Brought another crank case to the machine shop and we went over the main bearing bores. IIRC on the vertical they were either at minimum spec or a few tenths under. On the horizontal near/at the parting line 5-8 tenths above minimum. We then torqued up the cap we were measuring with the ARP studs, and the dimension changed to 2.1 thousands below minimum diameter on the vertical (expected), and 1.5 thou above minimum on the horizontal at the parting line (book tolerance for the bore is one thou)... so it's egg shaped.
Area circled in read is roughly where it goes above tolerance with the ARP studs.
The machinist thinks the hone operator was chasing the vertical diameter and just didn't expect the horizontal diameter to be opened up so much by the ARP studs, and therefore didn't realize the hone was taking so much off.
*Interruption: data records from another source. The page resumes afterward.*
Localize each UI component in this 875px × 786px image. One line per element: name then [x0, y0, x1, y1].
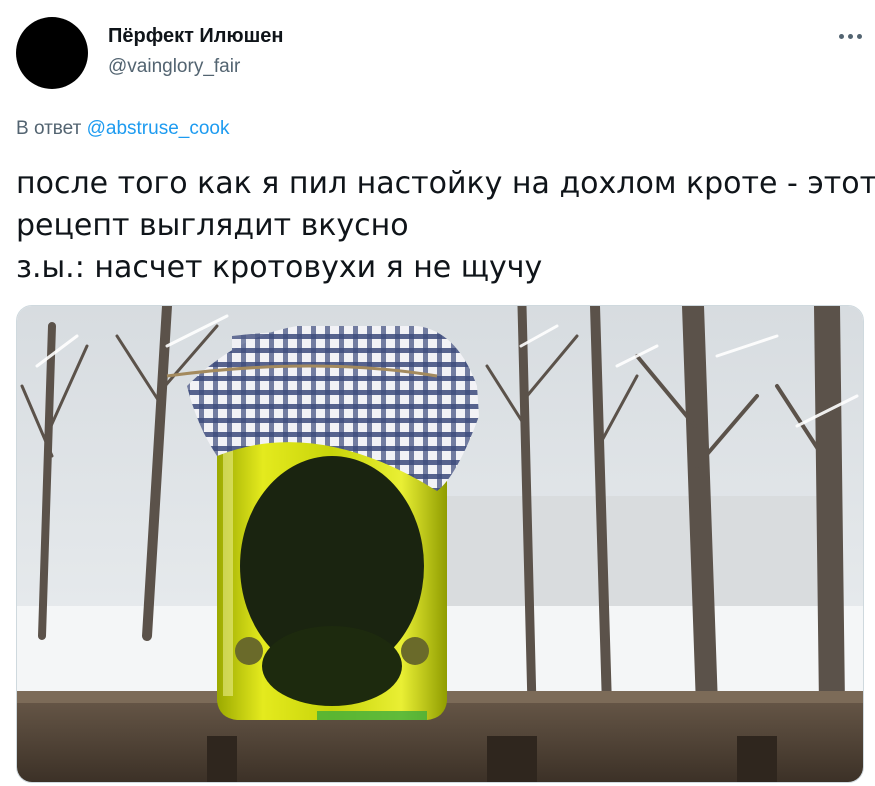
avatar[interactable] [16, 17, 88, 89]
tweet-text-line: рецепт выглядит вкусно [16, 208, 409, 243]
more-horizontal-icon[interactable] [832, 22, 868, 50]
tweet-text-line: з.ы.: насчет кротовухи я не щучу [16, 250, 543, 285]
reply-handle-link[interactable]: @abstruse_cook [87, 118, 230, 139]
tweet-photo[interactable] [16, 305, 864, 783]
author-handle[interactable]: @vainglory_fair [108, 56, 240, 78]
reply-prefix: В ответ [16, 118, 82, 139]
tweet-card: Пёрфект Илюшен @vainglory_fair В ответ @… [0, 0, 875, 786]
photo-jar-on-snowy-balcony [17, 306, 863, 782]
author-name[interactable]: Пёрфект Илюшен [108, 25, 283, 48]
tweet-text-line: после того как я пил настойку на дохлом … [16, 166, 875, 201]
tweet-text: после того как я пил настойку на дохлом … [16, 163, 875, 289]
reply-context: В ответ @abstruse_cook [16, 118, 229, 140]
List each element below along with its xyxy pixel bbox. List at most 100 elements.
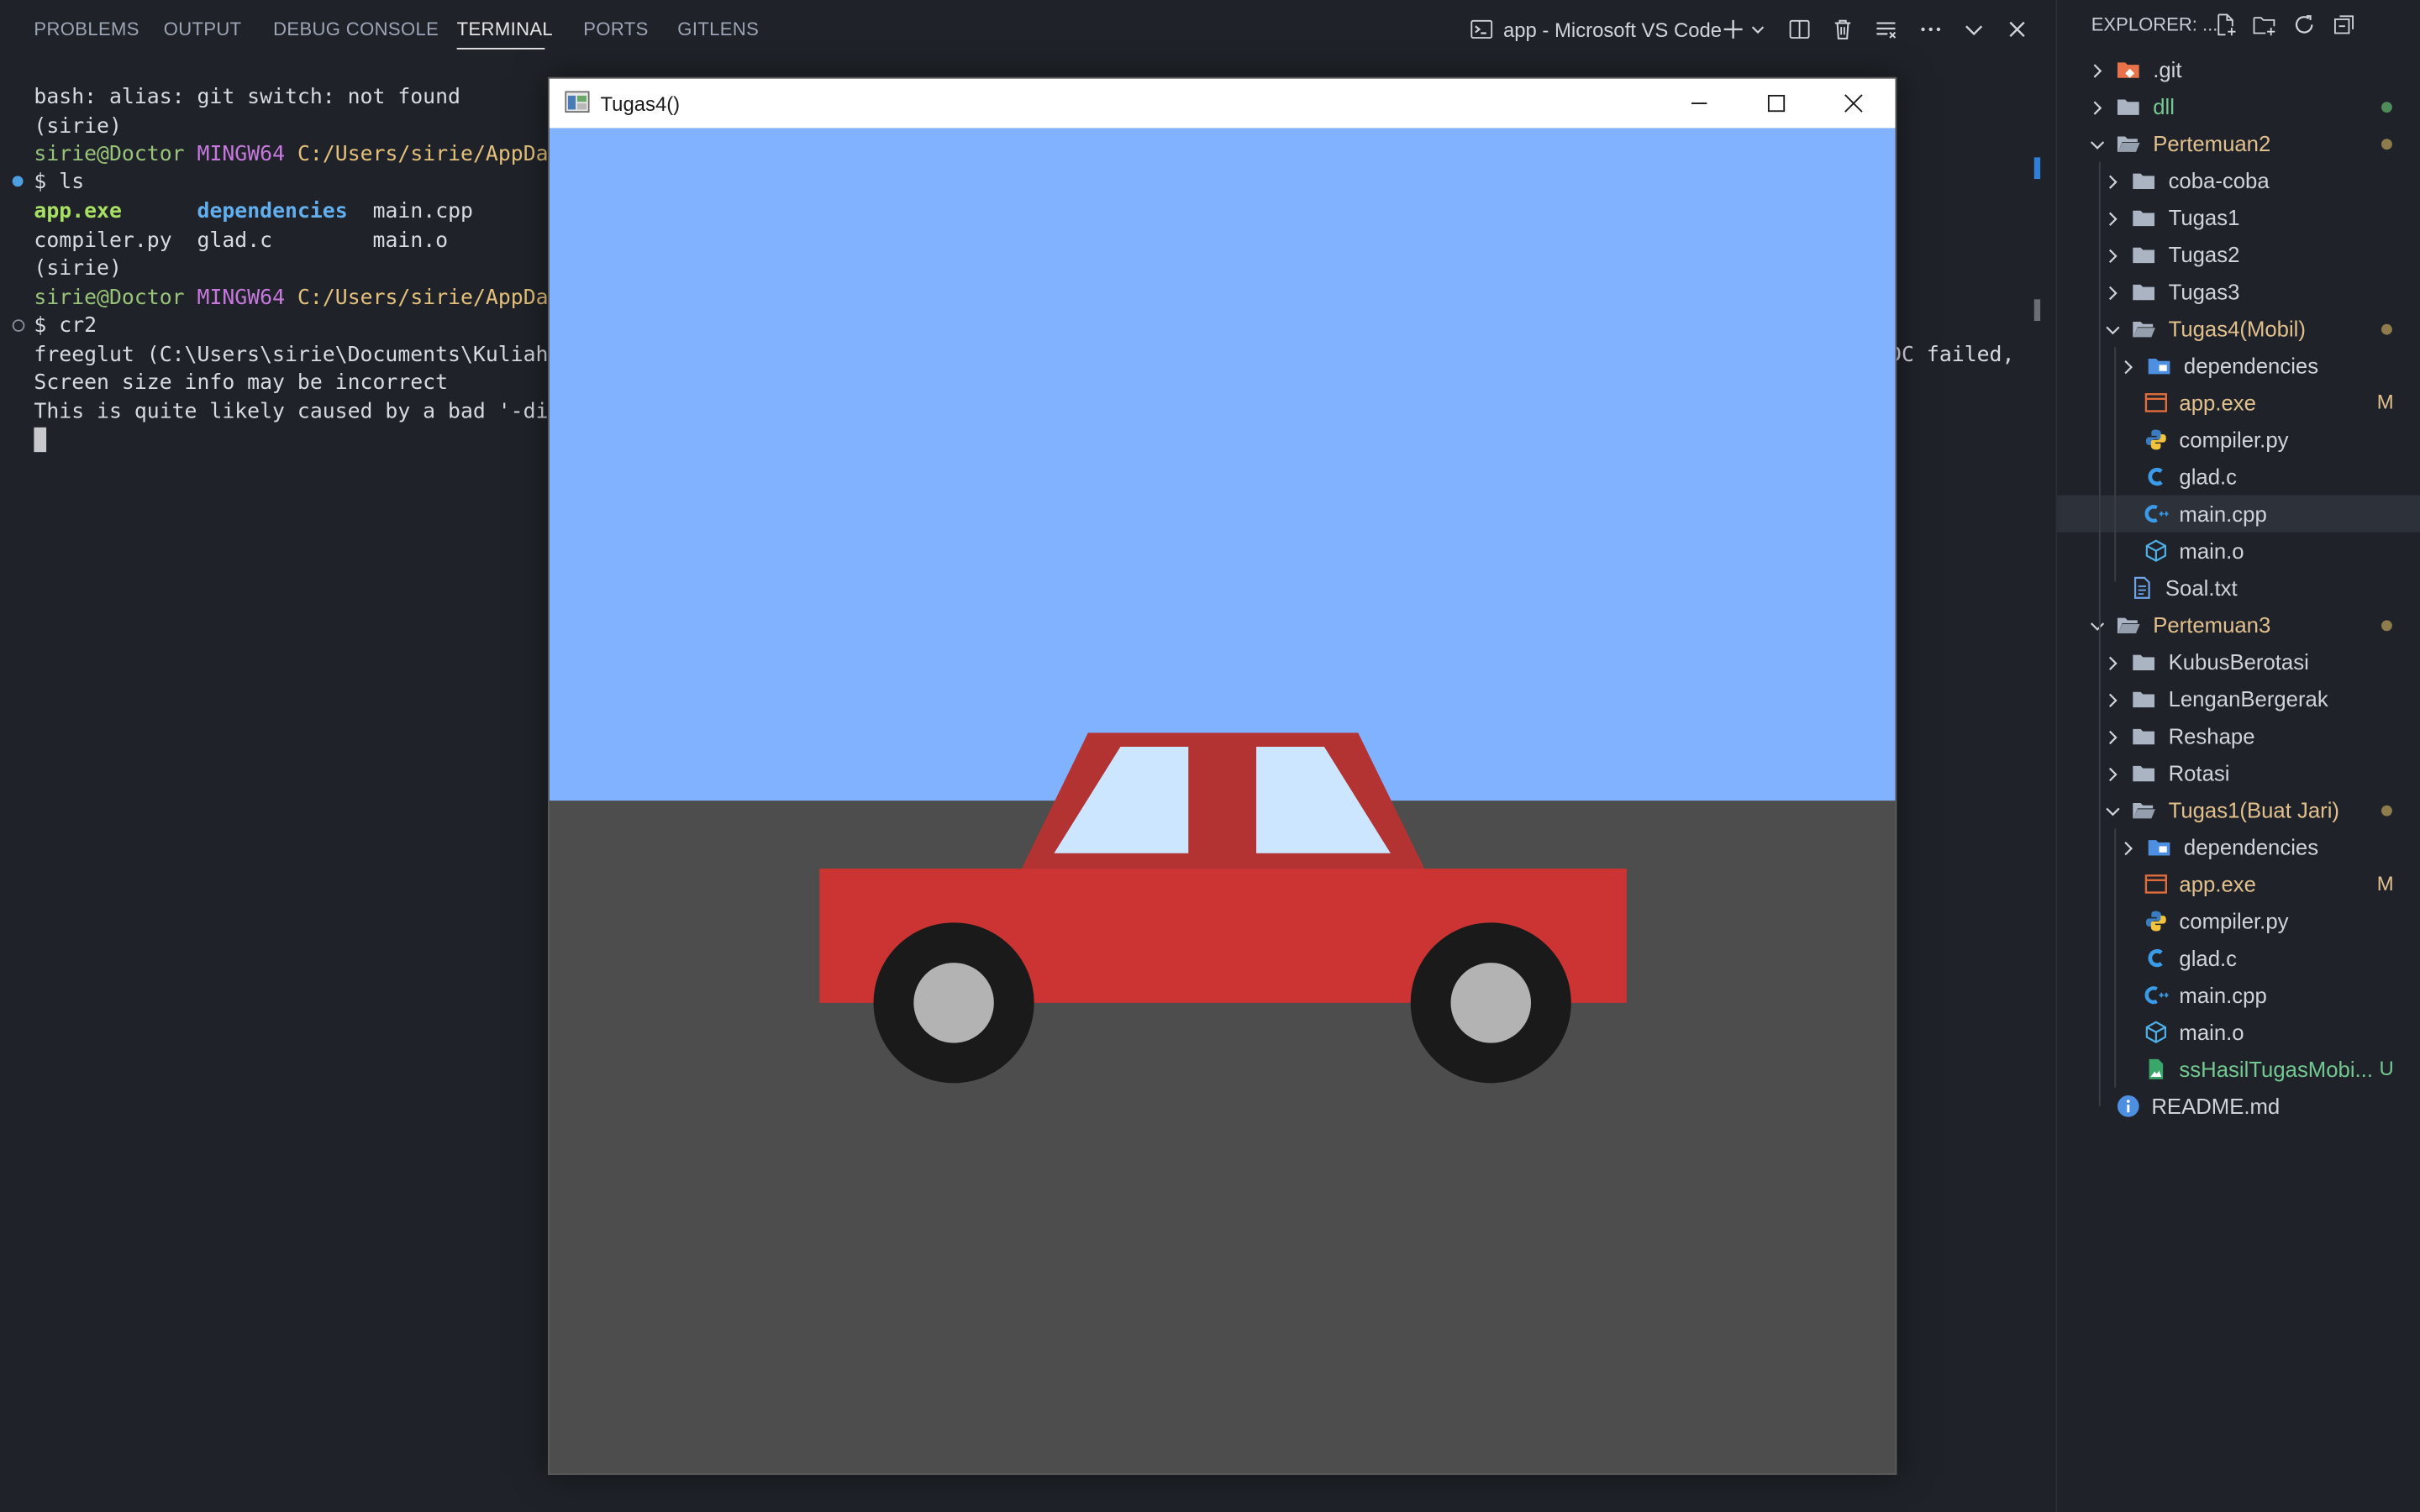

It seems like a line bore is the only option. But if that's done, the area near the parting line would still be over sized by half a thousandth. The machinist says that some clients just run their engines line that in situations where the caps can't be cut anymore or what have you.
Here's an example he showed me (blue circle is where the boring head didn't touch the material).
The big question is how to proceed. Cutting the caps means there's a possibility the cam gear won't mesh correctly, but that seems to be the only way bring the horizontal diameter back in to tolerance. How is it that some people just get away with a line hone after studding the bottom end?